Catatan Ptolomeus: Kapal dari Athena dan Mesir Era Firaun Sudah Berlabuh di Sumatera
Sumatera menjadi titik kumpul kapal dari Athena, Mesir, dan berbagai kawasan.
REPUBLIKA.CO.ID, JAKARTA -- Barus adalah sebuah kecamatan di Kabupaten Tapanuli Tengah, Sumatera Utara. Terletak di pantai barat Sumatra, 60 kilometer di barat daya Sibolga dan sekitar 70 kilometer di timur laut kota Singkil. Barus adalah sebuah kota kecamatan yang sunyi dan terpencil sekarang ini.

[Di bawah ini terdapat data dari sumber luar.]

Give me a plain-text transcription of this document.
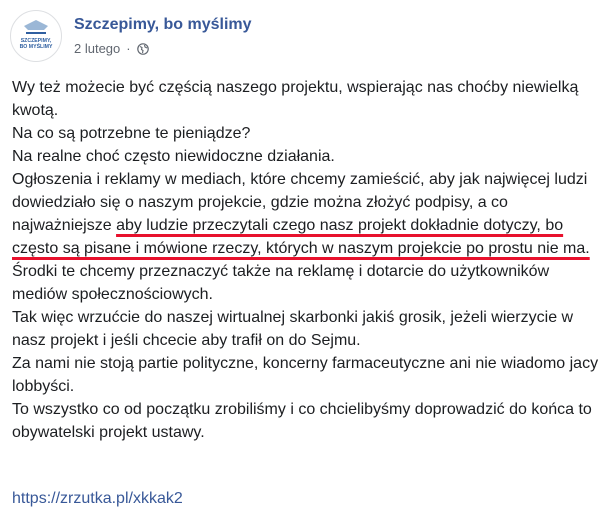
SZCZEPIMY,
BO MYŚLIMY
Szczepimy, bo myślimy
2 lutego ·

Wy też możecie być częścią naszego projektu, wspierając nas choćby niewielką kwotą.

Na co są potrzebne te pieniądze?

Na realne choć często niewidoczne działania.

Ogłoszenia i reklamy w mediach, które chcemy zamieścić, aby jak najwięcej ludzi dowiedziało się o naszym projekcie, gdzie można złożyć podpisy, a co najważniejsze aby ludzie przeczytali czego nasz projekt dokładnie dotyczy, bo często są pisane i mówione rzeczy, których w naszym projekcie po prostu nie ma.

Środki te chcemy przeznaczyć także na reklamę i dotarcie do użytkowników mediów społecznościowych.

Tak więc wrzućcie do naszej wirtualnej skarbonki jakiś grosik, jeżeli wierzycie w nasz projekt i jeśli chcecie aby trafił on do Sejmu.

Za nami nie stoją partie polityczne, koncerny farmaceutyczne ani nie wiadomo jacy lobbyści.

To wszystko co od początku zrobiliśmy i co chcielibyśmy doprowadzić do końca to obywatelski projekt ustawy.

https://zrzutka.pl/xkkak2
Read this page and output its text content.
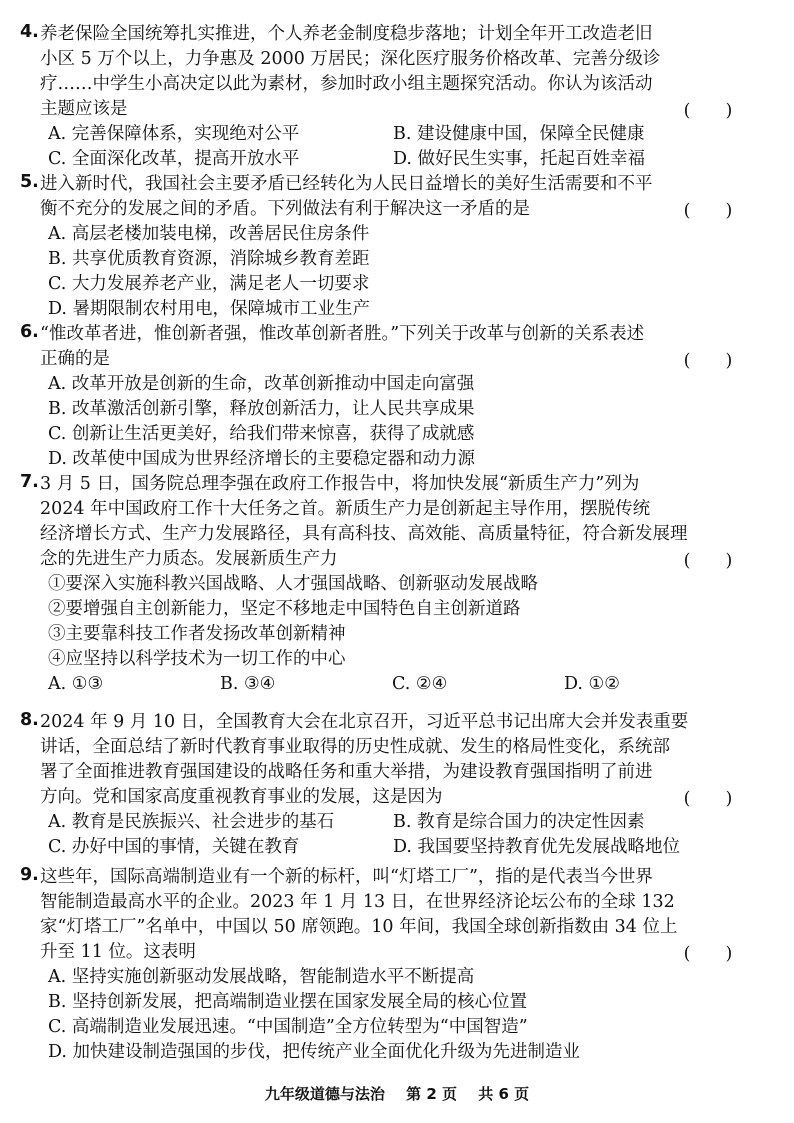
4. 养老保险全国统筹扎实推进，个人养老金制度稳步落地；计划全年开工改造老旧
小区 5 万个以上，力争惠及 2000 万居民；深化医疗服务价格改革、完善分级诊
疗……中学生小高决定以此为素材，参加时政小组主题探究活动。你认为该活动
主题应该是	(　　)
A. 完善保障体系，实现绝对公平	B. 建设健康中国，保障全民健康
C. 全面深化改革，提高开放水平	D. 做好民生实事，托起百姓幸福
5. 进入新时代，我国社会主要矛盾已经转化为人民日益增长的美好生活需要和不平
衡不充分的发展之间的矛盾。下列做法有利于解决这一矛盾的是	(　　)
A. 高层老楼加装电梯，改善居民住房条件
B. 共享优质教育资源，消除城乡教育差距
C. 大力发展养老产业，满足老人一切要求
D. 暑期限制农村用电，保障城市工业生产
6. “惟改革者进，惟创新者强，惟改革创新者胜。”下列关于改革与创新的关系表述
正确的是	(　　)
A. 改革开放是创新的生命，改革创新推动中国走向富强
B. 改革激活创新引擎，释放创新活力，让人民共享成果
C. 创新让生活更美好，给我们带来惊喜，获得了成就感
D. 改革使中国成为世界经济增长的主要稳定器和动力源
7. 3 月 5 日，国务院总理李强在政府工作报告中，将加快发展“新质生产力”列为
2024 年中国政府工作十大任务之首。新质生产力是创新起主导作用，摆脱传统
经济增长方式、生产力发展路径，具有高科技、高效能、高质量特征，符合新发展理
念的先进生产力质态。发展新质生产力	(　　)
①要深入实施科教兴国战略、人才强国战略、创新驱动发展战略
②要增强自主创新能力，坚定不移地走中国特色自主创新道路
③主要靠科技工作者发扬改革创新精神
④应坚持以科学技术为一切工作的中心
A. ①③	B. ③④	C. ②④	D. ①②
8. 2024 年 9 月 10 日，全国教育大会在北京召开，习近平总书记出席大会并发表重要
讲话，全面总结了新时代教育事业取得的历史性成就、发生的格局性变化，系统部
署了全面推进教育强国建设的战略任务和重大举措，为建设教育强国指明了前进
方向。党和国家高度重视教育事业的发展，这是因为	(　　)
A. 教育是民族振兴、社会进步的基石	B. 教育是综合国力的决定性因素
C. 办好中国的事情，关键在教育	D. 我国要坚持教育优先发展战略地位
9. 这些年，国际高端制造业有一个新的标杆，叫“灯塔工厂”，指的是代表当今世界
智能制造最高水平的企业。2023 年 1 月 13 日，在世界经济论坛公布的全球 132
家“灯塔工厂”名单中，中国以 50 席领跑。10 年间，我国全球创新指数由 34 位上
升至 11 位。这表明	(　　)
A. 坚持实施创新驱动发展战略，智能制造水平不断提高
B. 坚持创新发展，把高端制造业摆在国家发展全局的核心位置
C. 高端制造业发展迅速。“中国制造”全方位转型为“中国智造”
D. 加快建设制造强国的步伐，把传统产业全面优化升级为先进制造业
九年级道德与法治 第 2 页 共 6 页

Siapa sangka, Barus pada masa-masa kejayaannya sebelum abad ke-17, kota ini masyhur sebagai pelabuhan yang ramai disinggahi kapal-kapal dagang asing terutama dari Cina, India, Arab, Persia, Turki dan Portugis selama berabad-abad.
Berita atau catatan tertua mengenai Barus kita dengar dari catatan Ptolomeus, ahli geografi Yunani pada abad ke-2 M, demikian dikutip dari buku Sejarah Kebudayaan Islam Indonesia.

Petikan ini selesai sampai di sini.